El barrio "magdalenero" derrocha solera cofrade en su procesión
A la cofradía “magdalenera” le ha sentado muy bien la entrada de nuevos aires. Así lo reflejó su multitudinaria procesión, en la que barrio y hermandad fueron, otra vez, un mismo estandarte. El obispo de Jaén, monseñor Del Hoyo, certificó la extraordinaria recuperación del colectivo blanquirrojo con su presencia en el cortejo.

La lesión sufrida por La Clemencia está completamente curada. Si a alguien le cabía alguna duda al respecto, la tarde del Martes Santo lo demostró. Y es que la procesión “magdalenera” estuvo llena de esa alegría cofrade que tanto la caracteriza desde los momentos previos a la salida y hasta que el manto de la Señora de Muñoz Arcos miró, por vez penúltima, el paisaje encalado de la plaza más saetera del mundo. Del mundo “pasionista”, al menos.
Quejidos flamencos que comenzaron a doler dentro del templo, cuando Jesús cayó para levantarse únicamente con su postura de Crucificado. ¡Qué cuidado pusieron los suyos, bajo los palos, para que no hubiese dintel que amenazara su delicadeza! Y qué acierto de la junta de gobierno devolverle esa soledad tan necesaria en su paso, lejos de figurantes que se interpongan entre su divina humanidad y la mirada de quienes tanto necesitan reencontrarse con su inalcanzable mansedumbre. Buen comienzo del hermano mayor, y de su gente de La Magdalena.
La partida de la Señora es una emoción que, por más que se prevenga, arrasa cualquier atisbo de firmeza. Salir como sale, meciéndose como se mece y con la “marcha zarzuelera” de “La Dolorosa” en la voz de su tenor particular, prohíbe la indiferencia.
La ciudad subió hasta el principio de las alturas jiennenses para bajar con la comitiva, que derrochó solera y espontaneidad a raudales. Su llegada a Millán de Priego volvió a ser una cita inexcusable para amantes de petaladas, cantos y estallidos de devoción. Allí La clemencia se puso “cómoda” y ralentizó el camino hasta recrearse, posó para las cámaras y justificó, un año más, el rango de “carrera oficial” del Arrabalejo el día que el más antiguo de los barrios de Jaén se viste una túnica y alumbra la ciudad como una llama inmensa.

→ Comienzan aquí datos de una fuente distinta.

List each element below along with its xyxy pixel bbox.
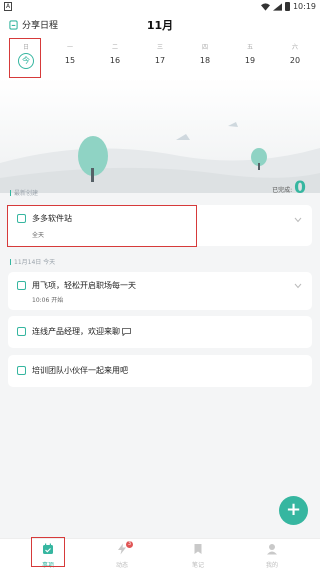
task-card[interactable]: 用飞项，轻松开启职场每一天 10:06 开始 <box>8 272 312 310</box>
today-highlight-frame <box>9 38 41 78</box>
day-15[interactable]: 一 15 <box>52 36 88 76</box>
tab-label: 笔记 <box>191 562 204 568</box>
hero-illustration <box>0 78 320 193</box>
plus-icon: + <box>285 499 302 520</box>
tab-highlight-frame <box>31 537 65 567</box>
day-16[interactable]: 二 16 <box>97 36 133 76</box>
task-card[interactable]: 连线产品经理，欢迎来聊 <box>8 316 312 348</box>
section-marker <box>10 258 11 265</box>
notification-icon: A <box>4 2 12 11</box>
task-checkbox[interactable] <box>17 327 26 336</box>
completed-count: 0 <box>294 178 306 198</box>
task-title: 连线产品经理，欢迎来聊 <box>32 327 120 336</box>
tab-label: 动态 <box>115 562 128 568</box>
task-title: 用飞项，轻松开启职场每一天 <box>32 281 136 290</box>
task-subtitle: 10:06 开始 <box>32 297 64 304</box>
date-label: 15 <box>64 56 76 65</box>
task-checkbox[interactable] <box>17 281 26 290</box>
add-task-button[interactable]: + <box>279 496 308 525</box>
task-title-row: 连线产品经理，欢迎来聊 <box>32 326 131 337</box>
weekday-label: 五 <box>246 44 253 51</box>
bookmark-icon <box>194 544 202 554</box>
tab-notes[interactable]: 笔记 <box>158 539 238 568</box>
day-17[interactable]: 三 17 <box>142 36 178 76</box>
date-label: 19 <box>244 56 256 65</box>
recent-label-text: 最新创建 <box>14 190 39 197</box>
chevron-down-icon[interactable] <box>294 217 302 223</box>
weekday-label: 三 <box>156 44 163 51</box>
completed-label: 已完成: <box>272 187 293 194</box>
recent-section-label: 最新创建 <box>10 188 38 197</box>
share-schedule-button[interactable]: 分享日程 <box>9 18 58 31</box>
date-label: 18 <box>199 56 211 65</box>
landscape-illustration <box>0 122 320 193</box>
date-label: 16 <box>109 56 121 65</box>
weekday-label: 四 <box>201 44 208 51</box>
weekday-label: 二 <box>111 44 118 51</box>
weekday-label: 一 <box>66 44 73 51</box>
share-icon <box>9 19 18 30</box>
chevron-down-icon[interactable] <box>294 283 302 289</box>
day-19[interactable]: 五 19 <box>232 36 268 76</box>
share-label: 分享日程 <box>22 21 59 31</box>
task-highlight-frame <box>7 205 197 247</box>
date-label-text: 11月14日 今天 <box>14 259 56 266</box>
completed-counter: 已完成: 0 <box>272 180 306 197</box>
date-label: 17 <box>154 56 166 65</box>
task-card[interactable]: 培训团队小伙伴一起来用吧 <box>8 355 312 387</box>
day-18[interactable]: 四 18 <box>187 36 223 76</box>
date-label: 20 <box>289 56 301 65</box>
top-bar: 11月 分享日程 <box>0 14 320 36</box>
tab-label: 我的 <box>265 562 278 568</box>
profile-icon <box>267 544 277 555</box>
task-title: 培训团队小伙伴一起来用吧 <box>32 366 128 375</box>
status-bar: A 10:19 <box>0 0 320 14</box>
date-section-label: 11月14日 今天 <box>10 257 55 266</box>
week-strip: 日 今 一 15 二 16 三 17 四 18 五 19 六 20 <box>0 36 320 78</box>
chat-bubble-icon <box>122 327 131 336</box>
tab-activity[interactable]: 3 动态 <box>82 539 162 568</box>
tab-profile[interactable]: 我的 <box>232 539 312 568</box>
day-20[interactable]: 六 20 <box>277 36 313 76</box>
notification-badge: 3 <box>126 541 133 548</box>
signal-icon <box>272 2 282 11</box>
battery-icon <box>284 2 290 11</box>
wifi-icon <box>260 2 270 11</box>
weekday-label: 六 <box>291 44 298 51</box>
section-marker <box>10 189 11 196</box>
task-checkbox[interactable] <box>17 366 26 375</box>
status-time: 10:19 <box>292 2 316 11</box>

Testigos de excepción, el obispo de la diócesis, monseñor Ramón del Hoyo López, que magnificó el desfile penitencial con su siempre deseada presencia —caché cofrade—; el cuerpo nacional de Policía, que azuleó la procesión y le firmó un cheque en blanco de seguridad, de inalcanzable escolta, y un Jaén enamorado de su Pasión que, un poco, temió por la integridad de una de las más venerables hermandades de la Semana Santa de aquí. Pero que respiró, aliviado, cuando las campanas del viejo alminar árabe celebraron el abrazo, el larguísimo abrazo de La Magdalena y el resto de la capital.
A la hora del encierro, las saetas reservadas reclamaron espacio y se disputaron los silencios —los pocos que genera esta comitiva— para llenarlos de arte, de sabiduría popular. La iglesia se cerró, sí, pero el barrio estuvo abierto toda la noche como un inabarcable álbum de momentos cofrades.